The event was organised by Northamptonshire Sport and funded by the Department of Culture, Media and Sport and Sport England. Further funding from the Government has now been guaranteed to continue the games until 2014-15, giving thousands more children the opportunity to take part and get involved in competitive sport.

This is not the only project that Northamptonshire Sport has been involved in to encourage activity in Northamptonshire. Jackie Browne, the organisation’s sport and physical activity manager, said: “We have already been delivering programmes for the last 18 months as part of the Sport England’s Legacy Programme, Places People Play, which has been about creating a legacy from the games and inspiring people.

“We also have Sportivate which is aimed at 14 to 25-year-olds, who currently aren’t playing sport in their own time and helping them

to find a sport that they enjoy.

“We get local clubs on board and it is a great way of supporting them too.

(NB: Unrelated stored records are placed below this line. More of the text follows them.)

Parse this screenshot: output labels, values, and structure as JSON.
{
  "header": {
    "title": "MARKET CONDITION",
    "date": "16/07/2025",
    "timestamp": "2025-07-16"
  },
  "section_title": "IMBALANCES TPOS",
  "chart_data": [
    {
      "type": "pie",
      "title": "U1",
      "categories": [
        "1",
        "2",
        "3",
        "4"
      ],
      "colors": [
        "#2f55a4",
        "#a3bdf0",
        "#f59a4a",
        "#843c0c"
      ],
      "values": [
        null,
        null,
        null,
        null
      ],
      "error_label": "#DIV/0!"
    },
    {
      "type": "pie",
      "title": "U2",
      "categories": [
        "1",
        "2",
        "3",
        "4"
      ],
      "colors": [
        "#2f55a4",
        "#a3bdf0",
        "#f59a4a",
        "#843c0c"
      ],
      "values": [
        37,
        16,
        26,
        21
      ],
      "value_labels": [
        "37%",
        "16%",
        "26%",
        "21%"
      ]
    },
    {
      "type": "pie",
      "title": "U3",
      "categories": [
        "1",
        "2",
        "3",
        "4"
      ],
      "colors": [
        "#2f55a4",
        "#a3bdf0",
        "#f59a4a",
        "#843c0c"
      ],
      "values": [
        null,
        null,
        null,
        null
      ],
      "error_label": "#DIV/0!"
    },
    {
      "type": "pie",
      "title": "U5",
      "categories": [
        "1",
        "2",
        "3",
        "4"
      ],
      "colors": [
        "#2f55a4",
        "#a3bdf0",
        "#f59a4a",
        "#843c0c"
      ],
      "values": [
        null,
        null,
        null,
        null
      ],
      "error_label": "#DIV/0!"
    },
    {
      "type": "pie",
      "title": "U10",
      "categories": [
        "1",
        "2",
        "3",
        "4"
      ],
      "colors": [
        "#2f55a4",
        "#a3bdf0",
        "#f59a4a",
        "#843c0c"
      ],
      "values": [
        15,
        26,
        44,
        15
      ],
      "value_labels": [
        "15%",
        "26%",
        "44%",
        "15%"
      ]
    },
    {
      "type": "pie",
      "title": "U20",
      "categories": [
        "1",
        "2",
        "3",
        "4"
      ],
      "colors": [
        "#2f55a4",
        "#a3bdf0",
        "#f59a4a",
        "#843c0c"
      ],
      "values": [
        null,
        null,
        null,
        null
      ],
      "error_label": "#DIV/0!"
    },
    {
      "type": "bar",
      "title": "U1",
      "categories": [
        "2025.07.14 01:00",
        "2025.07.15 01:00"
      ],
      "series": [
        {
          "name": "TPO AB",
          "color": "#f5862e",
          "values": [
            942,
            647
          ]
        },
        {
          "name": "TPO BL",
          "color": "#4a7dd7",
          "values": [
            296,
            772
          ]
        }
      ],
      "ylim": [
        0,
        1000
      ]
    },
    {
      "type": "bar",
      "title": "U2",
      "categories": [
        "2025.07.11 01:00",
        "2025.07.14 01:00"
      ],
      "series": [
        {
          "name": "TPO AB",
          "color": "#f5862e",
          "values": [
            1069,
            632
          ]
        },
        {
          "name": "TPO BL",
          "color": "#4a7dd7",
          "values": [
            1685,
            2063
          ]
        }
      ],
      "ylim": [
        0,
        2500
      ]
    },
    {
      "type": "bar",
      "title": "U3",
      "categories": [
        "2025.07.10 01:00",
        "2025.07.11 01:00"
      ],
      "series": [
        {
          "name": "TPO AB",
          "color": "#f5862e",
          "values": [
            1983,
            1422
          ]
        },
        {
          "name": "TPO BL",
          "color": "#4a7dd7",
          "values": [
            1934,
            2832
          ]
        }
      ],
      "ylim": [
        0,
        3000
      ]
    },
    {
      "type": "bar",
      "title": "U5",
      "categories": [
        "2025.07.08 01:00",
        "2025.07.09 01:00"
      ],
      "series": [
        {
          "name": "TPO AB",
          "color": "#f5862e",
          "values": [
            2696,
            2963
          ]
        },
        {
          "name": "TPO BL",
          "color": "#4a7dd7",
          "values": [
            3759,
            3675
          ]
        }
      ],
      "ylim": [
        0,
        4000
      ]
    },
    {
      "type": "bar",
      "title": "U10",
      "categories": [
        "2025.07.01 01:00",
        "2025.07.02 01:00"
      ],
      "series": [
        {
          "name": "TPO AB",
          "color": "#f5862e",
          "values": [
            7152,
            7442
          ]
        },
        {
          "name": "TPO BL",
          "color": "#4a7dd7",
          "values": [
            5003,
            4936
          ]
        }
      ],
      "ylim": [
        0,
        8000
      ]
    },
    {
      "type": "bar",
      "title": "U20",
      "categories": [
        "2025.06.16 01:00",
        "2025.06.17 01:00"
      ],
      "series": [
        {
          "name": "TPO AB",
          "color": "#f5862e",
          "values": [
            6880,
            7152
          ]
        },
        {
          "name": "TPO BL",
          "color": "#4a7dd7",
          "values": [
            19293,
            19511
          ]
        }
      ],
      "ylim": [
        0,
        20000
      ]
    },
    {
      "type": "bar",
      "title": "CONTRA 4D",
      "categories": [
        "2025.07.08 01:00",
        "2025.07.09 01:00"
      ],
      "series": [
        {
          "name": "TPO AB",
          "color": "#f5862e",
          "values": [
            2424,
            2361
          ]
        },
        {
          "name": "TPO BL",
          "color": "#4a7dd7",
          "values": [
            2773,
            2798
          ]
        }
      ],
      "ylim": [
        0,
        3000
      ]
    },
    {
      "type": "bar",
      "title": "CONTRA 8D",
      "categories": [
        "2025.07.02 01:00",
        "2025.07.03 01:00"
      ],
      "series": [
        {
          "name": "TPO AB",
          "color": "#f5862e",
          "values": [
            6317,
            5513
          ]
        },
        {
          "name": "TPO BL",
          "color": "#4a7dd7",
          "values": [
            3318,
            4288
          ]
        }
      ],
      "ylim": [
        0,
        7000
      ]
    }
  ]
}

“We have had £96,000 per annum and next year we will get another £96,000 as well.

“This has been extended to 2016 so there is funding out there to try to attract that age group into sport.”

But this is not the only age group that Northamptonshire Sport is trying to attract.

“We want people of all ages to take up sport,” said Jackie. “We have been working with the health sector to get more people who have a sedentary life-style taking up activity.

“A really big success has been the Parkrun, which is a run that people of all abilities can take part in.

“This has just been growing and growing,” said Jackie of the event, which last Saturday saw 140 people of all ages pounding the paths around The Racecourse in Northampton.

“It has brought in people who may never have thought about doing sport . . . there are regulars there in their 80s.

“You are never too old to take up sport.

“You can even do things like adult gymnastics in the county . . . there are lots of beginner opportunities.”